What is Melamine … and how is it used?

Melamine, a white crystalline powder composed of nitrogen, carbon and hydrogen. The compound -(C3N6H6) – was first synthesized by a German scientist in the 1830s, and commercial applications for melamine began to develop in the 1930s. Today, melamine is produced from natural gas, carbon dioxide, and urea in efficient, environmentally benign production plants, and is used worldwide in applications and products demanding its unique combination of physical qualities – including strength; color retention; moisture, stain and flame resistance; surface consistency and hardness; sound absorption; and transparency.

Melamine boasts three chemically unique characteristics:

1) stability – makes it resistant to chemical, thermal and physical breakdown

2) structure –enables it to be combined with other chemicals and compounds to manufacture moldable, durable and safe products

3) 66% nitrogen – provides desirable fire- and flame-retardant properties.

Melamine is ideal for use in high-performance products like wood-based panels, laminates , coatings, molding powders and flame-retardants.
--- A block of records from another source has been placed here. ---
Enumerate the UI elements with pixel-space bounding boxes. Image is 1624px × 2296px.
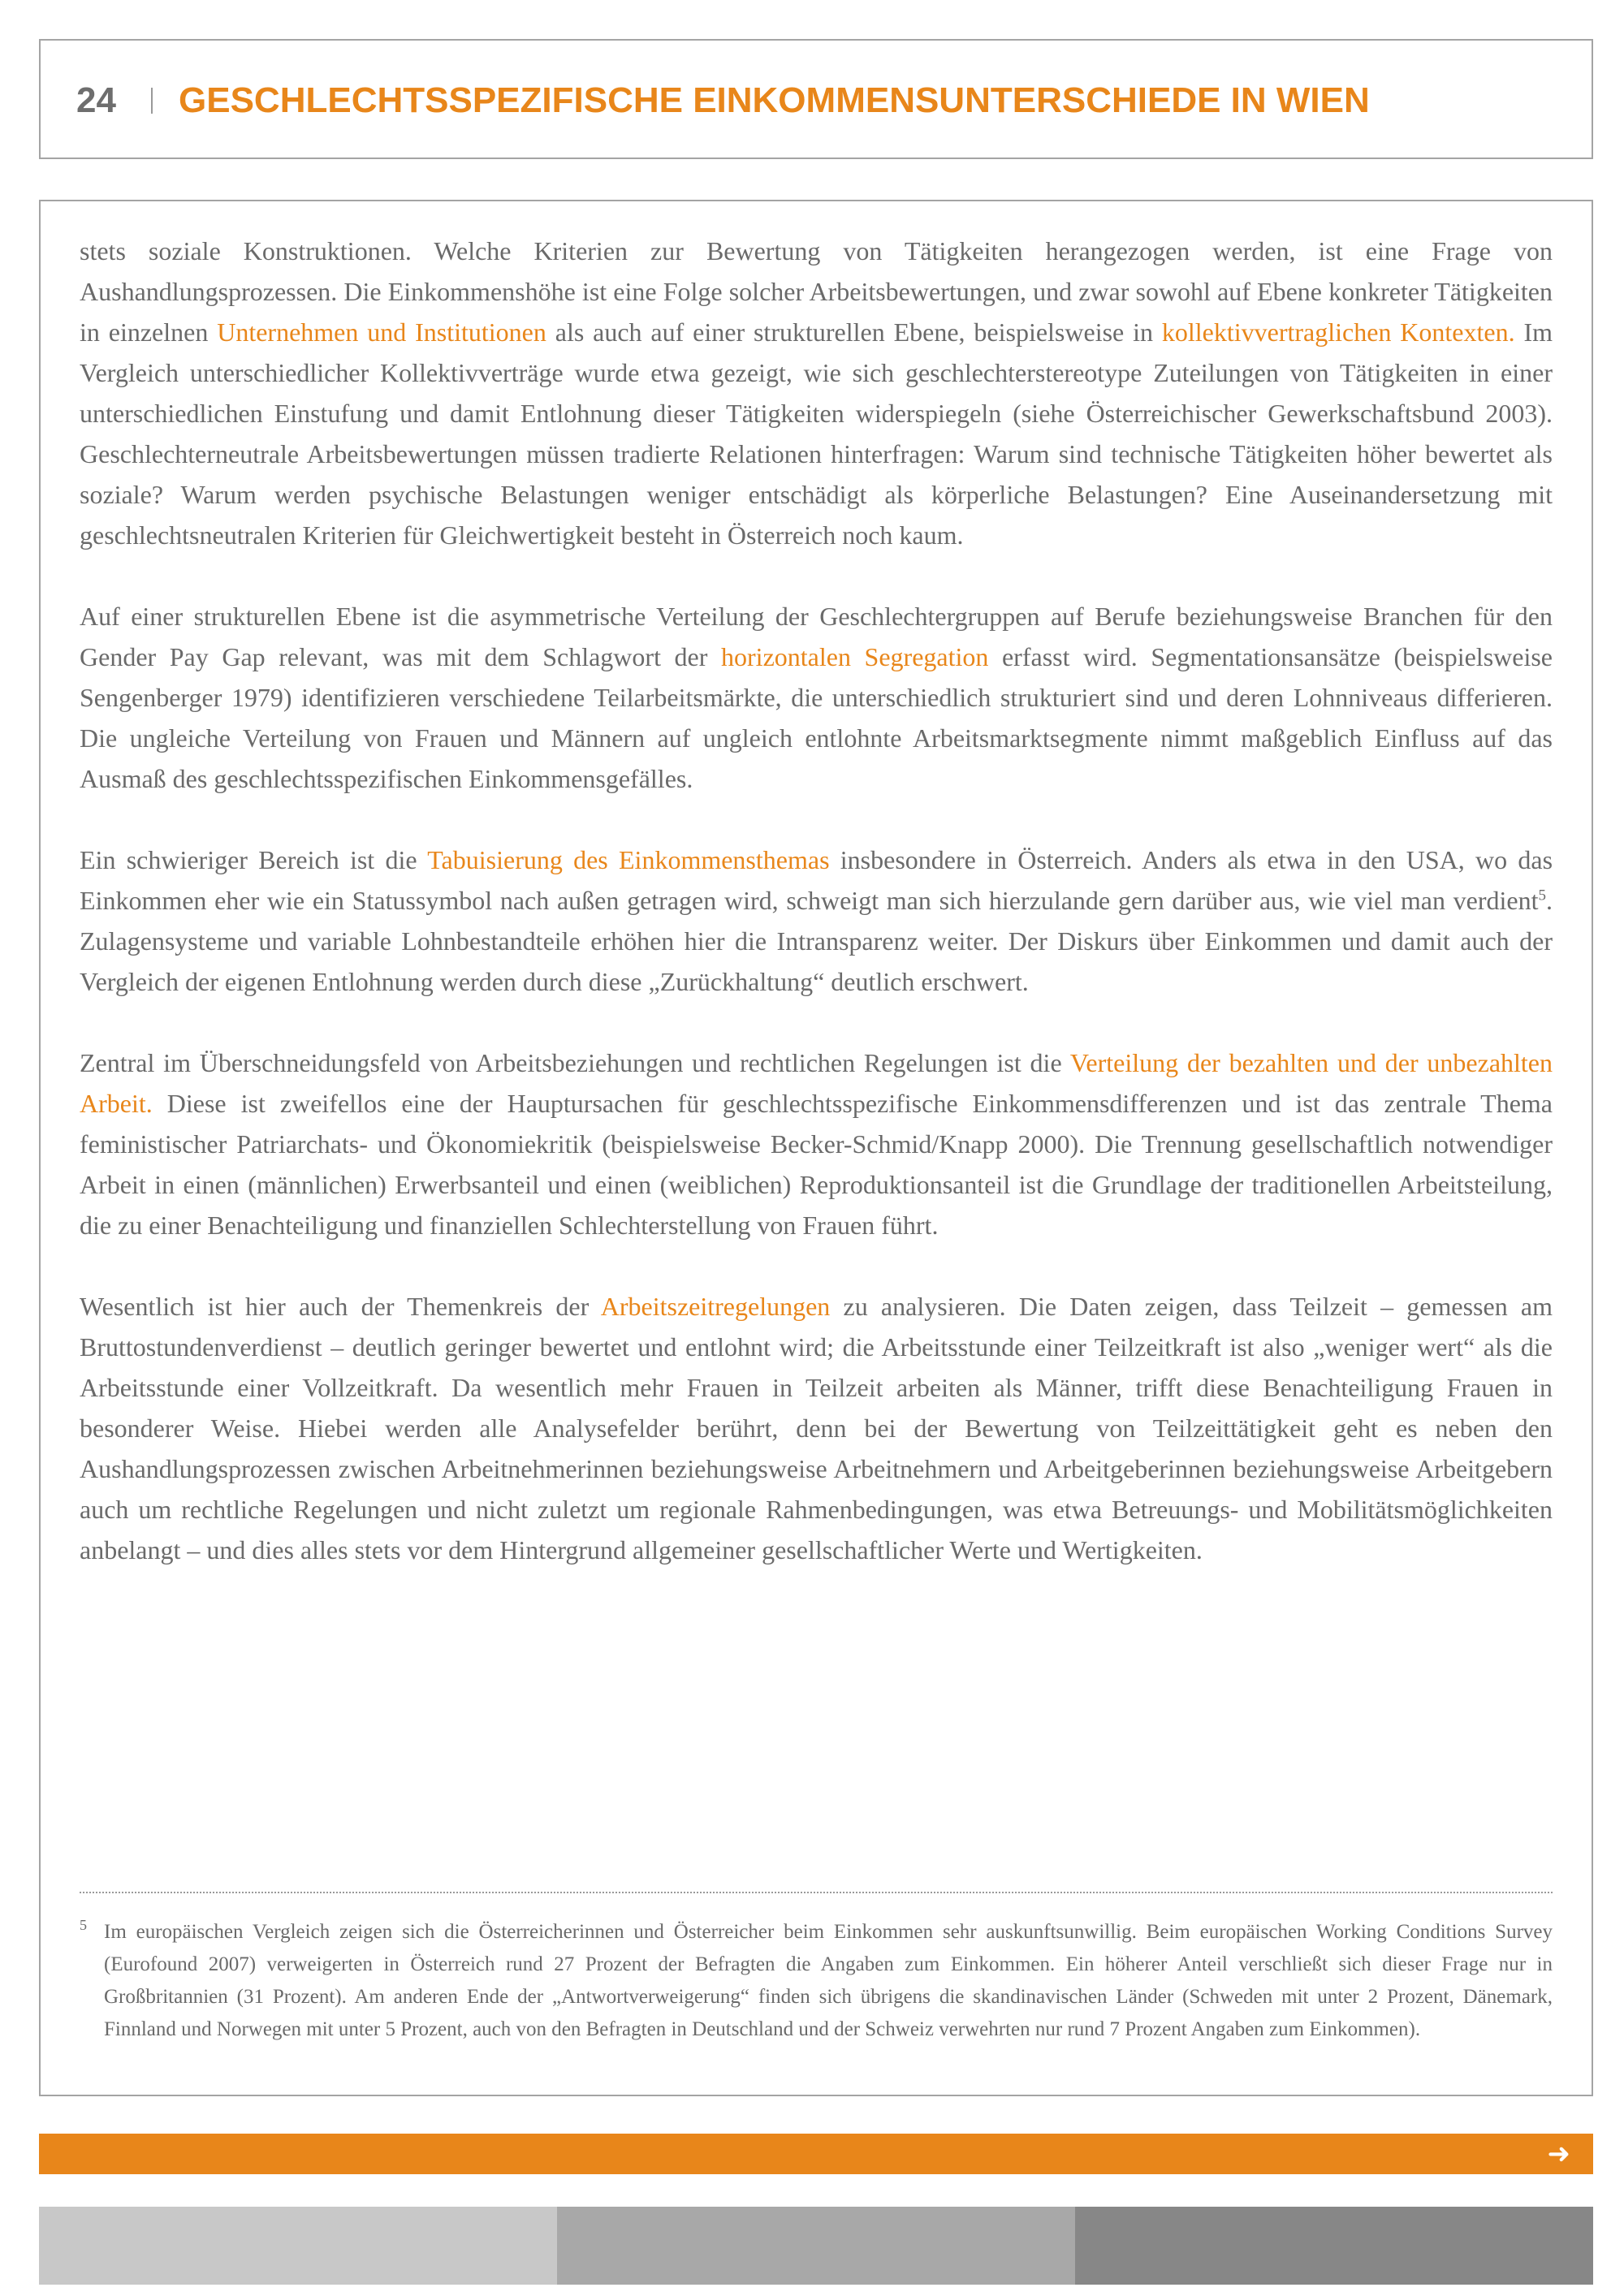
footer-gray-band-3 xyxy=(1075,2207,1593,2285)
content-frame xyxy=(39,200,1593,2096)
text-run: erfasst wird. Segmentationsansätze (beispielsweise Sengenberger 1979) identifizieren verschiedene Teilarbeitsmärkte, die unterschiedlich strukturiert sind und deren Lohnniveaus differieren. Die ungleiche Verteilung von Frauen und Männern auf ungleich entlohnte Arbeitsmarktsegmente nimmt maßgeblich Einfluss auf das Ausmaß des geschlechtsspezifischen Einkommensgefälles. xyxy=(80,642,1553,793)
highlight-term: Verteilung der bezahlten und der unbezahlten Arbeit. xyxy=(80,1048,1553,1118)
arrow-right-icon[interactable]: ➜ xyxy=(1547,2138,1570,2170)
footnote-divider xyxy=(80,1892,1553,1893)
text-run: Diese ist zweifellos eine der Hauptursachen für geschlechtsspezifische Einkommensdifferenzen und ist das zentrale Thema feministischer Patriarchats- und Ökonomiekritik (beispielsweise Becker-Schmid/Knapp 2000). Die Trennung gesellschaftlich notwendiger Arbeit in einen (männlichen) Erwerbsanteil und einen (weiblichen) Reproduktionsanteil ist die Grundlage der traditionellen Arbeitsteilung, die zu einer Benachteiligung und finanziellen Schlechterstellung von Frauen führt. xyxy=(80,1089,1553,1240)
footnote-reference: 5 xyxy=(1538,887,1546,904)
highlight-term: horizontalen Segregation xyxy=(721,642,989,671)
footer-accent-bar xyxy=(39,2134,1593,2174)
body-text xyxy=(80,231,1553,1611)
highlight-term: Unternehmen und Institutionen xyxy=(217,317,546,347)
header-divider xyxy=(151,88,153,114)
page-title: GESCHLECHTSSPEZIFISCHE EINKOMMENSUNTERSCHIEDE IN WIEN xyxy=(179,80,1370,120)
highlight-term: Tabuisierung des Einkommensthemas xyxy=(427,845,830,874)
text-run: zu analysieren. Die Daten zeigen, dass Teilzeit – gemessen am Bruttostundenverdienst – deutlich geringer bewertet und entlohnt wird; die Arbeitsstunde einer Teilzeitkraft ist also „weniger wert“ als die Arbeitsstunde einer Vollzeitkraft. Da wesentlich mehr Frauen in Teilzeit arbeiten als Männer, trifft diese Benachteiligung Frauen in besonderer Weise. Hiebei werden alle Analysefelder berührt, denn bei der Bewertung von Teilzeittätigkeit geht es neben den Aushandlungsprozessen zwischen Arbeitnehmerinnen beziehungsweise Arbeitnehmern und Arbeitgeberinnen beziehungsweise Arbeitgebern auch um rechtliche Regelungen und nicht zuletzt um regionale Rahmenbedingungen, was etwa Betreuungs- und Mobilitätsmöglichkeiten anbelangt – und dies alles stets vor dem Hintergrund allgemeiner gesellschaftlicher Werte und Wertigkeiten. xyxy=(80,1292,1553,1564)
text-run: Im Vergleich unterschiedlicher Kollektivverträge wurde etwa gezeigt, wie sich geschlechterstereotype Zuteilungen von Tätigkeiten in einer unterschiedlichen Einstufung und damit Entlohnung dieser Tätigkeiten widerspiegeln (siehe Österreichischer Gewerkschaftsbund 2003). Geschlechterneutrale Arbeitsbewertungen müssen tradierte Relationen hinterfragen: Warum sind technische Tätigkeiten höher bewertet als soziale? Warum werden psychische Belastungen weniger entschädigt als körperliche Belastungen? Eine Auseinandersetzung mit geschlechtsneutralen Kriterien für Gleichwertigkeit besteht in Österreich noch kaum. xyxy=(80,317,1553,550)
footnote xyxy=(80,1916,1553,2046)
text-run: insbesondere in Österreich. Anders als etwa in den USA, wo das Einkommen eher wie ein Statussymbol nach außen getragen wird, schweigt man sich hierzulande gern darüber aus, wie viel man verdient xyxy=(80,845,1553,915)
highlight-term: kollektivvertraglichen Kontexten. xyxy=(1161,317,1515,347)
text-run: als auch auf einer strukturellen Ebene, beispielsweise in xyxy=(546,317,1162,347)
footer-gray-band-1 xyxy=(39,2207,557,2285)
text-run: stets soziale Konstruktionen. Welche Kriterien zur Bewertung von Tätigkeiten herangezogen werden, ist eine Frage von Aushandlungsprozessen. Die Einkommenshöhe ist eine Folge solcher Arbeitsbewertungen, und zwar sowohl auf Ebene konkreter Tätigkeiten in einzelnen xyxy=(80,236,1553,347)
paragraph-2 xyxy=(80,596,1553,799)
page-number: 24 xyxy=(76,80,116,120)
footnote-number: 5 xyxy=(80,1917,87,1933)
paragraph-4 xyxy=(80,1042,1553,1245)
paragraph-5 xyxy=(80,1286,1553,1570)
text-run: Ein schwieriger Bereich ist die xyxy=(80,845,428,874)
paragraph-3 xyxy=(80,839,1553,1002)
page-header xyxy=(39,39,1593,159)
footer-gray-band-2 xyxy=(557,2207,1075,2285)
text-run: . Zulagensysteme und variable Lohnbestandteile erhöhen hier die Intransparenz weiter. Der Diskurs über Einkommen und damit auch der Vergleich der eigenen Entlohnung werden durch diese „Zurückhaltung“ deutlich erschwert. xyxy=(80,886,1553,996)
paragraph-1 xyxy=(80,231,1553,555)
text-run: Wesentlich ist hier auch der Themenkreis der xyxy=(80,1292,601,1321)
highlight-term: Arbeitszeitregelungen xyxy=(600,1292,831,1321)
text-run: Auf einer strukturellen Ebene ist die asymmetrische Verteilung der Geschlechtergruppen auf Berufe beziehungsweise Branchen für den Gender Pay Gap relevant, was mit dem Schlagwort der xyxy=(80,602,1553,671)
text-run: Zentral im Überschneidungsfeld von Arbeitsbeziehungen und rechtlichen Regelungen ist die xyxy=(80,1048,1070,1077)
footnote-text: Im europäischen Vergleich zeigen sich die Österreicherinnen und Österreicher beim Einkommen sehr auskunftsunwillig. Beim europäischen Working Conditions Survey (Eurofound 2007) verweigerten in Österreich rund 27 Prozent der Befragten die Angaben zum Einkommen. Ein höherer Anteil verschließt sich dieser Frage nur in Großbritannien (31 Prozent). Am anderen Ende der „Antwortverweigerung“ finden sich übrigens die skandinavischen Länder (Schweden mit unter 2 Prozent, Dänemark, Finnland und Norwegen mit unter 5 Prozent, auch von den Befragten in Deutschland und der Schweiz verwehrten nur rund 7 Prozent Angaben zum Einkommen). xyxy=(104,1921,1553,2040)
It is used in impregnating adhesive resins in the wood-processing industry. It can be combined with softwood from rapidly growing trees or waste wood to produce high-quality panels that can replace hardwood. It can be made into a foam product that can easily clean a wide variety of surfaces and substances. Melamine foam is marketed under a variety of commercial names including Mr. Clean® Magic Eraser®, a popular cleaning tool.

Melamine also plays a role in a wide range of flame resistant materials, including; upholstery textiles, intumescent paints, fabrics used in uniforms worn by firefighters and industrial workers, and a wide variety of residential, commercial, and industrial fire block materials.